From the Dairy Cattle Reproduction Council edited by George Heersche, Jr.

Options to Help Deal with Heat Stress

While it’s not possible to completely overcome the effects of heat stress, there are a number of options to help deal with heat stress and mitigate its effects on your herd.

  • Use technology to keep cows cool. Provide them with access to shade, forced air ventilation and some form of evaporative cooling, such as sprinklers.
  • Implement and maintain cooling. Make sure current cooling systems are ready for summer and determine whether upgrades are needed.
  • Always have water available. Ensure cows have access to plenty of fresh, clean water—and set up a schedule of waterer maintenance throughout the summer. Consider adding waterers to exit lanes if you have not already done so.
  • Assess reproductive programs. Add estrous detection aids if your program depends on estrous detection for success. And consider incorporating artificial insemination (A.I.) protocols that remove estrous detection from the equation if your dairy struggles with accurate heat detection during the summer months.
  • Remember the bulls. Bulls are impacted by heat stress too, so consider using A.I. for more breedings before sending repeat breeders to a bull pen.

 

Cool Cows Sooner Rather than Later

It’s easy to see the effects of heat stress on a warm summer day, but heat stress is a function of temperature and humidity and shows up long before the mercury in the thermometer rises.
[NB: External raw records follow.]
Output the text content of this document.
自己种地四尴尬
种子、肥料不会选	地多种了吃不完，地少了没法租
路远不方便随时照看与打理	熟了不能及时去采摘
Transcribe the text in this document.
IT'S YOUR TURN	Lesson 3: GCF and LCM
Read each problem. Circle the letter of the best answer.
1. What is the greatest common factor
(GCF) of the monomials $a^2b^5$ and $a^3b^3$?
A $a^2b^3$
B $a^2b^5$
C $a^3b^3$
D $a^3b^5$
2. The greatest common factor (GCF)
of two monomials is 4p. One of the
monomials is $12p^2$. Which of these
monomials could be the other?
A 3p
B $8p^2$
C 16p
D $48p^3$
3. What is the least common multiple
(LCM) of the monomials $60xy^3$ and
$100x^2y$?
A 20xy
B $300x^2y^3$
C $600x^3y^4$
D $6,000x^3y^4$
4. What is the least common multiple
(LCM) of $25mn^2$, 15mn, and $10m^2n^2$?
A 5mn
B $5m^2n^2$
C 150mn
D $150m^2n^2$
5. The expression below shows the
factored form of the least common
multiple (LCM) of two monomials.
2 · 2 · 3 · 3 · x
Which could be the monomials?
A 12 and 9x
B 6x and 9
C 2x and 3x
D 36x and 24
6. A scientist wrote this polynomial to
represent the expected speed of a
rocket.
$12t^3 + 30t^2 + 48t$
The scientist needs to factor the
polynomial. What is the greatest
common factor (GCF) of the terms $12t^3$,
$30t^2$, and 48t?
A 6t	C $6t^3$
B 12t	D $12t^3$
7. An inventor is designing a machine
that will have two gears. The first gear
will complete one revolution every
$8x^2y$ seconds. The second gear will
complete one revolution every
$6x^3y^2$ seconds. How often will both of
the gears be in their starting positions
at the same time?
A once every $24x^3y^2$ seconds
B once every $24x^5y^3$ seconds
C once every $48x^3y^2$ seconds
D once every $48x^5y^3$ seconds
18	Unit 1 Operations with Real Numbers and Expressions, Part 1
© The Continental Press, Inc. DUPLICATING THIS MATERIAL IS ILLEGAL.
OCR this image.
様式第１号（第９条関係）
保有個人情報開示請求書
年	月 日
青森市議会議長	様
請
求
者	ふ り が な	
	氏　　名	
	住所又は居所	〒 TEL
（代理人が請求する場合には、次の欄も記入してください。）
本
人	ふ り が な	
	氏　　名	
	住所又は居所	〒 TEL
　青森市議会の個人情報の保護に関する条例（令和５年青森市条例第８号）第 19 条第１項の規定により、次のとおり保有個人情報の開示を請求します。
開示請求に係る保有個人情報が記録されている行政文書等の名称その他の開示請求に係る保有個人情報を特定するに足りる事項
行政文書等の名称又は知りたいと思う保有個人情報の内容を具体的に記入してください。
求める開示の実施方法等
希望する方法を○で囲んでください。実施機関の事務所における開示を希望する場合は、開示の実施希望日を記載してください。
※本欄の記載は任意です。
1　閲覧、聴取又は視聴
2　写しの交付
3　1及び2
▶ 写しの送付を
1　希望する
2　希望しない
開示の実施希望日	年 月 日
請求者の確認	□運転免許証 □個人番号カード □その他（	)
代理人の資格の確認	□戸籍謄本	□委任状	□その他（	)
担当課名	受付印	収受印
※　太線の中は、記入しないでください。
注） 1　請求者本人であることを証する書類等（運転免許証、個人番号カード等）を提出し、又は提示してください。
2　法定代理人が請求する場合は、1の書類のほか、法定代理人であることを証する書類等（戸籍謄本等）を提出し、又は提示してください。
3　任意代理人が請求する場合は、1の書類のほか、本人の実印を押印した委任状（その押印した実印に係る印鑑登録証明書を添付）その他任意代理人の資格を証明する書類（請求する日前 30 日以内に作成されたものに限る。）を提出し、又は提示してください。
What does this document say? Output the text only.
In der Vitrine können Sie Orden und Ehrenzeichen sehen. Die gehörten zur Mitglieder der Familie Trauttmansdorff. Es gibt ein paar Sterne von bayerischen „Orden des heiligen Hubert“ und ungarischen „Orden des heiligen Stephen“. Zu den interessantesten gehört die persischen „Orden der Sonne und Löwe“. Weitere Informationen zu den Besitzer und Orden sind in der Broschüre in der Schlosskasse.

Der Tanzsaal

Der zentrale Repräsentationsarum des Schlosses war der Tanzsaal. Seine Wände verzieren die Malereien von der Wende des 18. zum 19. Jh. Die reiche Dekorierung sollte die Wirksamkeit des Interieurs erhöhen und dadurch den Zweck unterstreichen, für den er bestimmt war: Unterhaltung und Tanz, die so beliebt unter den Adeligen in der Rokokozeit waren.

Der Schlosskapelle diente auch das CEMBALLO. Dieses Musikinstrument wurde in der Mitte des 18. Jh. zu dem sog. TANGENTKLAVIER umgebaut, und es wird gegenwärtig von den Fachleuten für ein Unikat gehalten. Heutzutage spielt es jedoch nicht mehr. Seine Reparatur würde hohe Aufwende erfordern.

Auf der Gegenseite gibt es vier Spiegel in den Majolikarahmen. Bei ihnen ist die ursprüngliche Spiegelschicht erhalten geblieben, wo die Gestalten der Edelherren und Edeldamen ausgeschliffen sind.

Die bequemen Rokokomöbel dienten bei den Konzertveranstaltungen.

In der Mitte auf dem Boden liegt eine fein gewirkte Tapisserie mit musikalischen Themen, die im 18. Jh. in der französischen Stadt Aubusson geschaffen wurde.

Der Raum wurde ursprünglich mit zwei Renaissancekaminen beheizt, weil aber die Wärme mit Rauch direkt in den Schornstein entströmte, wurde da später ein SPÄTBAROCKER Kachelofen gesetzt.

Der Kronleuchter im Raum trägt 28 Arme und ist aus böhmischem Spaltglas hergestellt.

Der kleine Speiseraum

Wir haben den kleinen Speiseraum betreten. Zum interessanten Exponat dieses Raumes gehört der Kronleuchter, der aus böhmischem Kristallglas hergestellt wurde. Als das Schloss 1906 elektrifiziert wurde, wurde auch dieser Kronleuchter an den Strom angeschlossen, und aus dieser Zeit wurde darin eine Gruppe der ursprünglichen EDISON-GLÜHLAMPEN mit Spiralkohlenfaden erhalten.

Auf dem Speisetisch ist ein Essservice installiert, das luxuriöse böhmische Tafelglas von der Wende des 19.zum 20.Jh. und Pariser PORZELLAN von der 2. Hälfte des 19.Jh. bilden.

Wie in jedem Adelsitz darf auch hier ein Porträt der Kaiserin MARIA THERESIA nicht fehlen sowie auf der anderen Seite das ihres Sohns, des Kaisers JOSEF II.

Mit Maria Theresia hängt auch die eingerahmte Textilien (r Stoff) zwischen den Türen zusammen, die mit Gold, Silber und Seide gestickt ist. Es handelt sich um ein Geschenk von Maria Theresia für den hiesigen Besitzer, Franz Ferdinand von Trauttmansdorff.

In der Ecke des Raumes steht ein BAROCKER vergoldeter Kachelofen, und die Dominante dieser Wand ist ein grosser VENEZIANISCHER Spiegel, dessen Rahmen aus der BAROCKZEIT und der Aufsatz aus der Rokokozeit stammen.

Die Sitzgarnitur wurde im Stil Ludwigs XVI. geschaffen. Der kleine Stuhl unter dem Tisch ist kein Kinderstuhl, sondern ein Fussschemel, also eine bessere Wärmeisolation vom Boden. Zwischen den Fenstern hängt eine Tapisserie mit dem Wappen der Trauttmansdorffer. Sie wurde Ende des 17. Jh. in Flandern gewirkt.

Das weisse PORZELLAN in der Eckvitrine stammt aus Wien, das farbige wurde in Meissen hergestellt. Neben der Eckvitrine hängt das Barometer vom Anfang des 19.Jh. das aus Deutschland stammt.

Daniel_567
Today’s high-producing dairy cows begin to feel the effects of these parameters more quickly than previously thought. In fact, milk yield losses become significant when the minimum temperature-humidity index (THI) on any given day reaches 65 or higher. Therefore, rather than set cooling to begin when the temperature reaches 72 degrees F, ratchet that threshold down to help cows more effectively deal with heat stress.